- PBS releases data for the week ending January 16.
- Tomatoes lead weekly price declines.
- The annual SPI data highlights a complex inflationary situation.
KARACHI: Inflationary pressures in Pakistan further moderated as the Sensitive Price Indicator (SPI) recorded a year-on-year increase of 1.16 per cent for the week ending January 16, the rate the lowest in several months.
On a weekly basis, the SPI fell by 0.39%, reflecting lower prices in major food categories, according to data from the Pakistan Bureau of Statistics (PBS).
Tomatoes led the weekly price decline, plunging 18.31%, followed by potatoes (-10.42%), onions (-10.01%) and eggs (-8.64%). . Other notable declines included chicken (-2.17%), liquefied petroleum gas (-1.21%) and mustard oil (-0.67%).
However, the week was marked by price increases for certain raw materials. Bananas recorded the largest increase, rising 3.22%, while gasoline prices rose 1.39%. Other significant contributors to inflation include vegetable ghee (up 1.08% for 2.5 kg packaging and 0.74% for 1 kg), cooking oil (+1. 01%), firewood (+1.00%) and diesel (+0.99%).
Of the 51 essential items tracked across 17 cities, the prices of 21 items increased, 10 decreased and 20 remained unchanged.
The annual SPI data highlights a complex inflationary picture. Prices of some items have surged over the past year, with women’s sandals topping the list with an increase of 75.09%, followed by potatoes (+47.91%), pulses (+47.91%), +39.77%) and moong legumes (+33.40%).
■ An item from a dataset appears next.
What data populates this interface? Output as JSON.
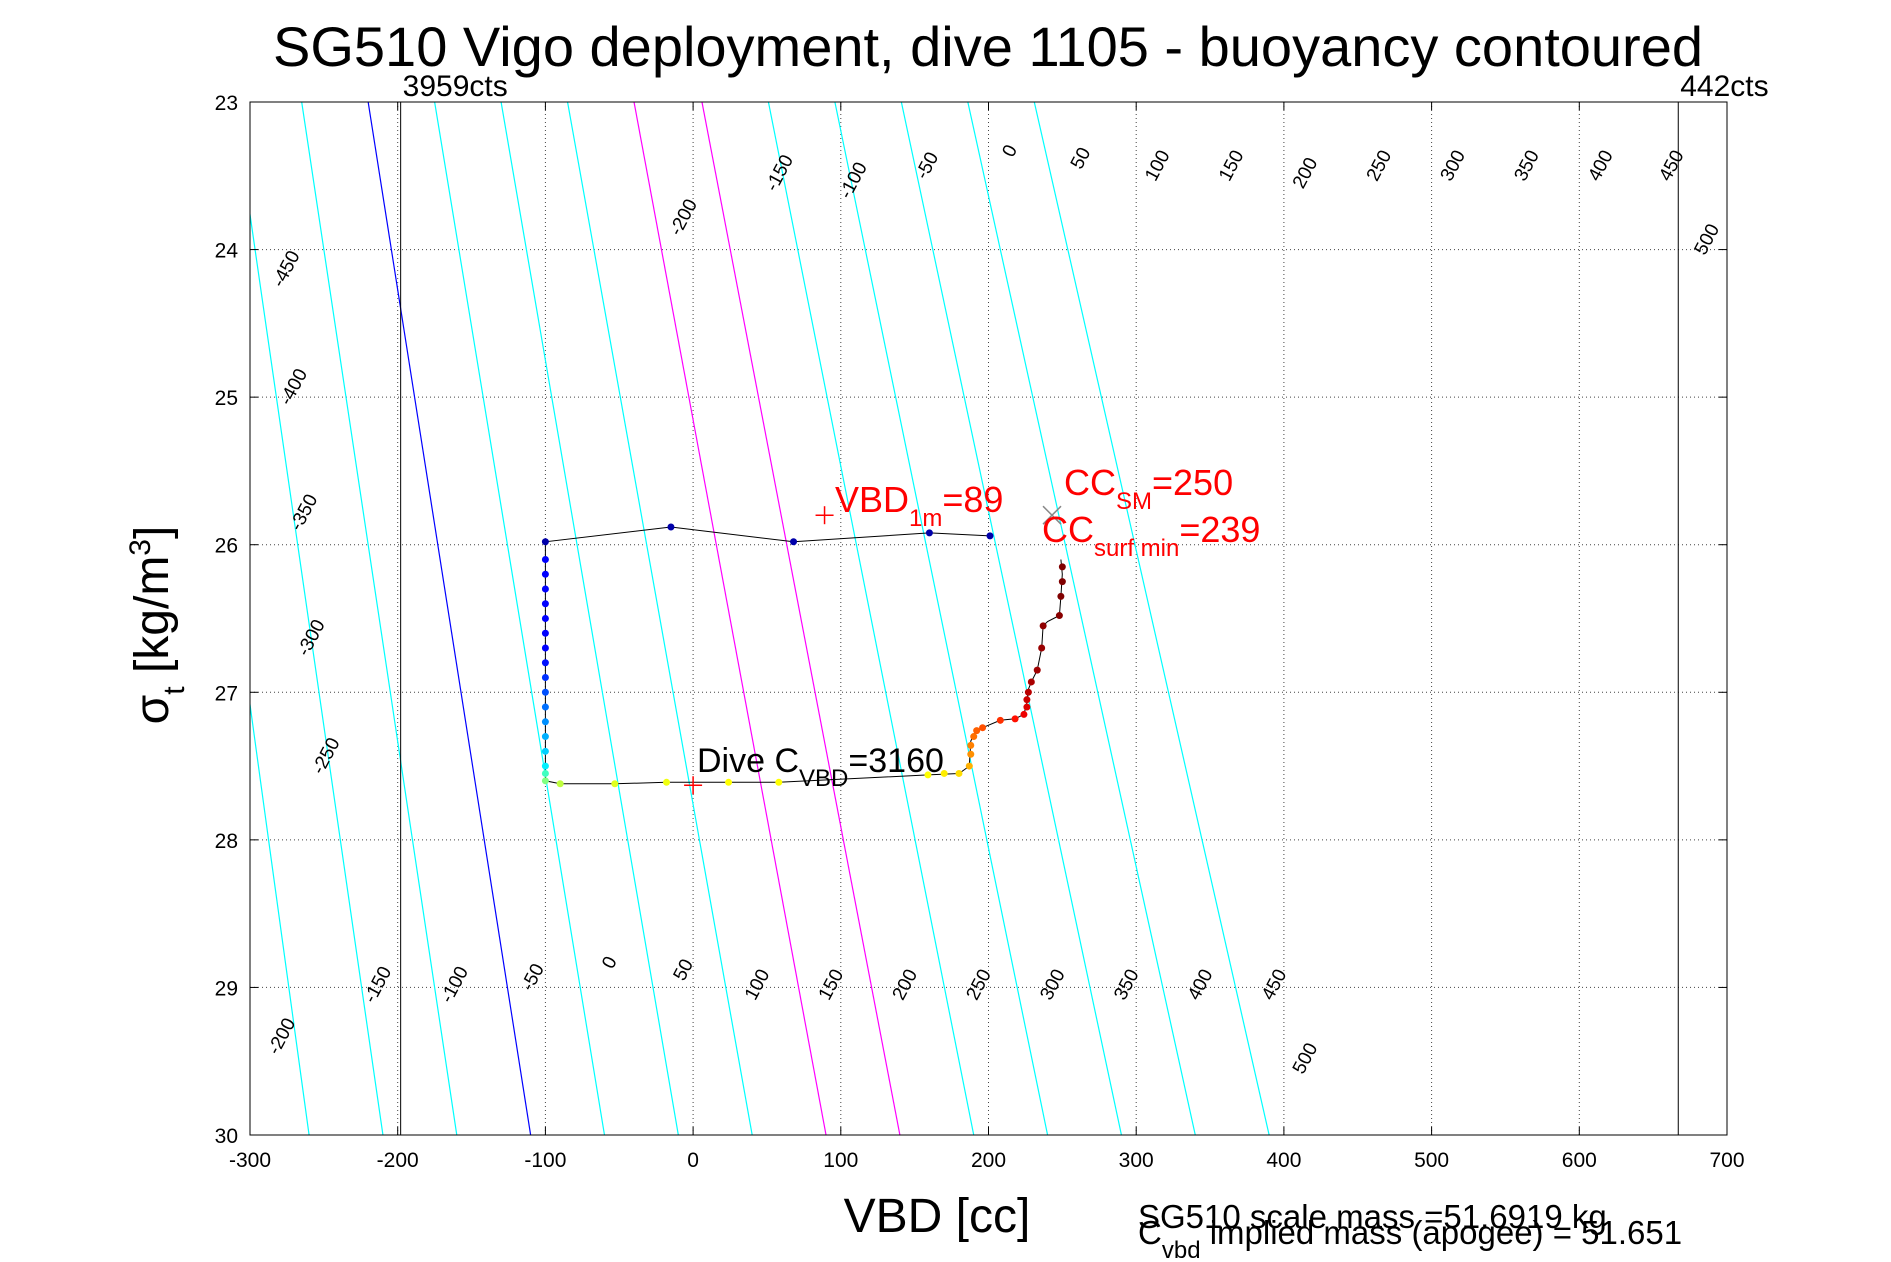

Similarly, the prices of milk powder and beef increased by 25.77% and 22.59% respectively.
Several essential commodities saw significant year-on-year price declines, including onions (-47.22%), wheat flour (-35.89%), and eggs (-31.92%). ). Chilli powder (-20.00%) and tomatoes (-19.83%) also saw considerable declines, providing some relief to consumers.
SPI data revealed varying impacts across income groups. The lowest income households (earning less than Rs 17,732 per month) saw an increase in inflation of 0.20% year-on-year, while the highest income group (earning more than Rs 44,175 per month) experienced a higher increase of 1.66%. .
The slowdown in inflation could influence the monetary policy decisions of the State Bank of Pakistan (SBP) in the coming months. With the SPI showing constant declines, the central bank could consider revising its key rate, currently at 13%, to support economic growth.
According to SBP Governor Jameel Ahmad, inflation is expected to fall further in January but could rise later due to base effects and rising energy prices. He added that inflation is expected to remain within the SBP’s target range of 5-7 per cent.
Forecasts from brokerage firm Arif Habib Limited (AHL) suggest that headline inflation will slow to 3.06% in January, the lowest level in nine years. Consumer price index inflation slowed to 4.1% year-on-year in December, from 4.9% the previous month.